Y aquella noche toledana de la primavera de 1942 tuve la alegría de oír hablar al doctor Marañón del tema de Tiberio, el prisionero voluntario de sí mismo en Rodi, en la época de su juventud, y en Capri en los últimos años de su misantrópica existencia. El emperador no fue un degenerado tipo Calígula, Claudio o el Nerón de tantas leyendas. Tiberio había sufrido mucho desde su niñez a causa del carácter de su madre, la ambiciosa y autocrática Livia. Para colmo, la naturaleza, la familia y la vida en general no le fueron propicias. Había visto al propio anciano padre abandonado de su madre, al estar ésta enamorada del joven Octaviano Augusto, con el consiguiente repudio. Por tantas menomaciones, vilipendios e iniquidades sufridas, germinó en su espíritu el rencor, alimentado a su vez por un marcado sentimiento de inferioridad. Fue a los 67 años, ya Tiberio emperador, cuando se le abrieron los encantos protectores de la fabulosa y alucinante isla de Capri. Hoy, todavía esta isla sigue sugestionando la mente de escritores y poetas, encendiendo la imaginación de cuantos sueñan con las antiguas orgías y los sádicos erotismos que se imputaban al emperador. Sin embargo, era refractario a las incontinencias de que se le culpa. La necesidad de concentrarse para sustraerse a la repugnante visión de sí mismo no podía crear en él aquel estado de ánimo propicio a ningún género de bacanales. Sucedía lo contrario. En la más alta de las villas de las 12 que tenía reunía cada jornada bastantes astrólogos caldeos con la finalidad de adivinarle su futuro. Con ellos discutía sobre el misterio de la vida y sobre la inconsistencia ridícula de la teología pagana. Allí arriba, en Anacapri, transcurría horas angustiosas interrogando a las estrellas. Presentía un cambio universal de los valores, una promesa que haría hundirse por todas partes al viejo mundo. Una mutatio mentis que se anunciaba en el aire de una nueva primavera.

Según Marañón, Tiberio se agitaba en la aspiración de liberar el espíritu de una vida intolerable. Y con este deseo no ocultaba -según me decía este insigne intérprete de la historia que era don Gregorio- una cierta simpatía por el pueblo hebreo, que, en su honor, había cambiado el nombre del lago de Genezaret por el de Tiberiades. Como odiaba a todas las religiones, había hecho sacrificar a los sacerdotes drusos y egipcios que vivían en Roma, pero ahorrando la vida de los judíos y deportándolos a Cerdeña. Quizá por aquella simpatía e indulgencia. que sintió ante la religión enemiga de los ídolos y creyente en un Dios-espíritu, cuando supo que el profeta revelador del espíritu, condenado por su procurador Pilatos, había vencido la muerte, subiendo al cielo entre cándidas nubes, sintió admiración y estupor. Una poética leyenda medieval narra que gracias a aquella sorprendente benevolencia la Verónica se trasladó a Capri antes de que Tiberio muriese -se¡s años después de la resurrección de Jesús- y lo curó de las fétidas úlceras, pasando por su rostro el lienzo impregnado de lo que fue el sudor de Cristo. El emperador estaba al corriente de los orientales rumores según los cuales el Ave Fénix había resurgido de las cenizas. El propio Tácito, tan habitualmente escéptico, dejó escrito "que si en las voces había una parte de fábula, ninguno duda que el Ave Fénix existe y, de tiempo en tiempo, hace su aparición entre los hombres".
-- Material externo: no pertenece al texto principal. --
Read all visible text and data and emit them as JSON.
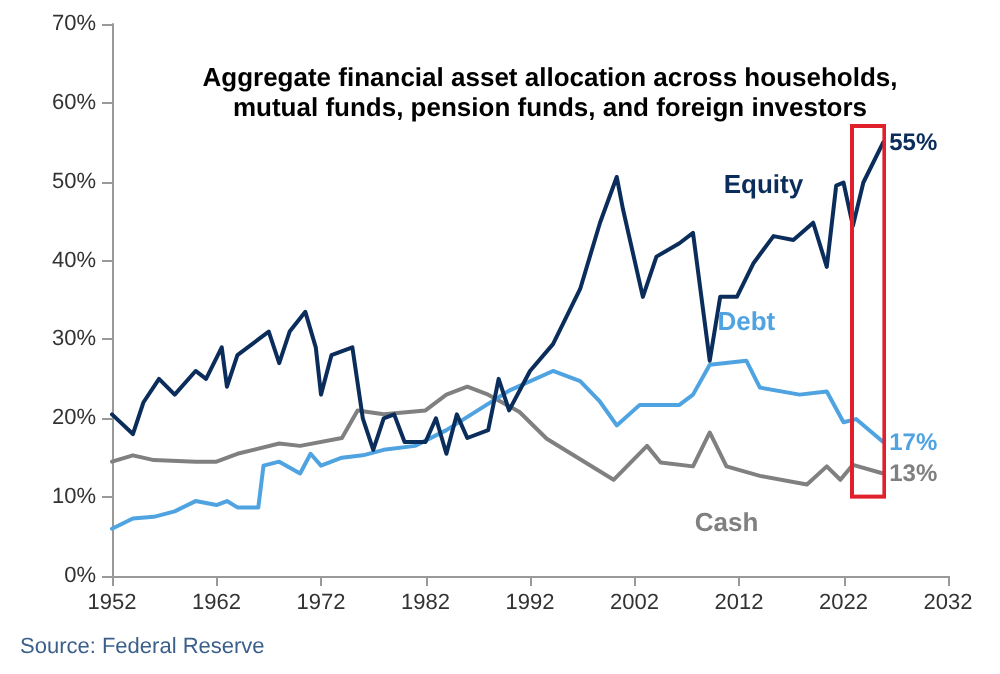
{
  "chart_data": {
    "type": "line",
    "title": "Aggregate financial asset allocation across households,\nmutual funds, pension funds, and foreign investors",
    "annotations": [
      "Source: Federal Reserve"
    ],
    "xlim": [
      1952,
      2032
    ],
    "xticks": [
      1952,
      1962,
      1972,
      1982,
      1992,
      2002,
      2012,
      2022,
      2032
    ],
    "ylim": [
      0,
      70
    ],
    "yticks": [
      {
        "value": 0,
        "label": "0%"
      },
      {
        "value": 10,
        "label": "10%"
      },
      {
        "value": 20,
        "label": "20%"
      },
      {
        "value": 30,
        "label": "30%"
      },
      {
        "value": 40,
        "label": "40%"
      },
      {
        "value": 50,
        "label": "50%"
      },
      {
        "value": 60,
        "label": "60%"
      },
      {
        "value": 70,
        "label": "70%"
      }
    ],
    "grid": false,
    "legend": false,
    "marker": "none",
    "line_style": "solid",
    "series": [
      {
        "name": "Equity",
        "color": "#0b2d5b",
        "x": [
          1952,
          1954,
          1955,
          1956.5,
          1958,
          1960,
          1961,
          1962.5,
          1963,
          1964,
          1966,
          1967,
          1968,
          1969,
          1970.5,
          1971.5,
          1972,
          1973,
          1975,
          1976,
          1977,
          1978,
          1979,
          1980,
          1982,
          1983,
          1984,
          1985,
          1986,
          1988,
          1989,
          1990,
          1992,
          1994.2,
          1996.8,
          1998.7,
          2000.3,
          2000.9,
          2002.8,
          2004.1,
          2006.3,
          2007.6,
          2009.2,
          2010.2,
          2011.8,
          2013.4,
          2015.3,
          2017.2,
          2019.1,
          2020.4,
          2021.3,
          2022,
          2022.9,
          2023.9,
          2025.8
        ],
        "values": [
          20.5,
          18,
          22,
          25,
          23,
          26,
          25,
          29,
          24,
          28,
          30,
          31,
          27,
          31,
          33.5,
          29,
          23,
          28,
          29,
          20,
          16,
          20,
          20.5,
          17,
          17,
          20,
          15.5,
          20.5,
          17.5,
          18.5,
          25,
          21,
          26,
          29.4,
          36.4,
          44.8,
          50.6,
          46.5,
          35.4,
          40.5,
          42.2,
          43.5,
          27.3,
          35.4,
          35.4,
          39.7,
          43.1,
          42.6,
          44.8,
          39.2,
          49.5,
          49.9,
          44.4,
          49.9,
          55
        ],
        "value_labels": [
          null,
          null,
          null,
          null,
          null,
          null,
          null,
          null,
          null,
          null,
          null,
          null,
          null,
          null,
          null,
          null,
          null,
          null,
          null,
          null,
          null,
          null,
          null,
          null,
          null,
          null,
          null,
          null,
          null,
          null,
          null,
          null,
          null,
          null,
          null,
          null,
          null,
          null,
          null,
          null,
          null,
          null,
          null,
          null,
          null,
          null,
          null,
          null,
          null,
          null,
          null,
          null,
          null,
          null,
          "55%"
        ]
      },
      {
        "name": "Debt",
        "color": "#4fa3e0",
        "x": [
          1952,
          1954,
          1956,
          1958,
          1960,
          1962,
          1963,
          1964,
          1966,
          1966.5,
          1968,
          1970,
          1971,
          1972,
          1974,
          1976,
          1978,
          1981,
          1984,
          1987,
          1990,
          1994.2,
          1996.8,
          1998.7,
          2000.3,
          2002.5,
          2006.3,
          2007.6,
          2009.2,
          2012.7,
          2014,
          2017.8,
          2020.4,
          2022,
          2023.2,
          2025.8
        ],
        "values": [
          6,
          7.3,
          7.5,
          8.2,
          9.5,
          9,
          9.5,
          8.7,
          8.7,
          14,
          14.5,
          13,
          15.5,
          14,
          15,
          15.3,
          16,
          16.5,
          18.5,
          21,
          23.5,
          26,
          24.7,
          22.1,
          19.1,
          21.7,
          21.7,
          23,
          26.8,
          27.3,
          23.9,
          23,
          23.4,
          19.5,
          19.9,
          17
        ],
        "value_labels": [
          null,
          null,
          null,
          null,
          null,
          null,
          null,
          null,
          null,
          null,
          null,
          null,
          null,
          null,
          null,
          null,
          null,
          null,
          null,
          null,
          null,
          null,
          null,
          null,
          null,
          null,
          null,
          null,
          null,
          null,
          null,
          null,
          null,
          null,
          null,
          "17%"
        ]
      },
      {
        "name": "Cash",
        "color": "#808080",
        "x": [
          1952,
          1954,
          1956,
          1960,
          1962,
          1964,
          1968,
          1970,
          1974,
          1975.5,
          1978,
          1982,
          1984,
          1986,
          1988,
          1991,
          1993.6,
          1996.8,
          2000,
          2003.2,
          2004.5,
          2007.6,
          2009.2,
          2010.8,
          2014,
          2018.5,
          2020.4,
          2021.7,
          2022.9,
          2025.8
        ],
        "values": [
          14.5,
          15.3,
          14.7,
          14.5,
          14.5,
          15.5,
          16.8,
          16.5,
          17.5,
          21,
          20.5,
          21,
          23,
          24,
          23,
          20.8,
          17.4,
          14.8,
          12.2,
          16.5,
          14.4,
          13.9,
          18.2,
          13.9,
          12.7,
          11.6,
          13.9,
          12.2,
          14.1,
          13
        ],
        "value_labels": [
          null,
          null,
          null,
          null,
          null,
          null,
          null,
          null,
          null,
          null,
          null,
          null,
          null,
          null,
          null,
          null,
          null,
          null,
          null,
          null,
          null,
          null,
          null,
          null,
          null,
          null,
          null,
          null,
          null,
          "13%"
        ]
      }
    ]
  }
}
Marañón me comentó, como colofón al apasionante tema de Tiberio aquella noche inolvidable en su cigarral toledano, que el mitológico pájaro no se dejó ver más después del año.34 del nacimiento de Cristo. El Fénix representa en la mente precristiana la forma de la eterna sed de espiritualidad y de inmortalidad a que aspira el ánima del hombre. Tiberio no creía en los mitos, pero quizá sintió el puro eco de una voz sobrehumana en los más recónditos meandros de su tumultuosa conciencia. El gran resentido fue quizá el más importante romano que tuvo cerca la verdad con mayúscula, aunque sin alcanzar a conocerla. Sin duda, se lo impidieron las úlceras, no de su cuerpo, sino de su alma. El hecho es que gracias a la palabra científica y a la pluma señera del insigne don Gregorio, el original perfil del emperador Tiberio, a manera del Ave Fénix, renació en las horas de voluntario exilio en Buenos Aires cuando el doctor por excelencia mascaba la nostalgia de la patria querida convulsa por los horrores de la guerra civil.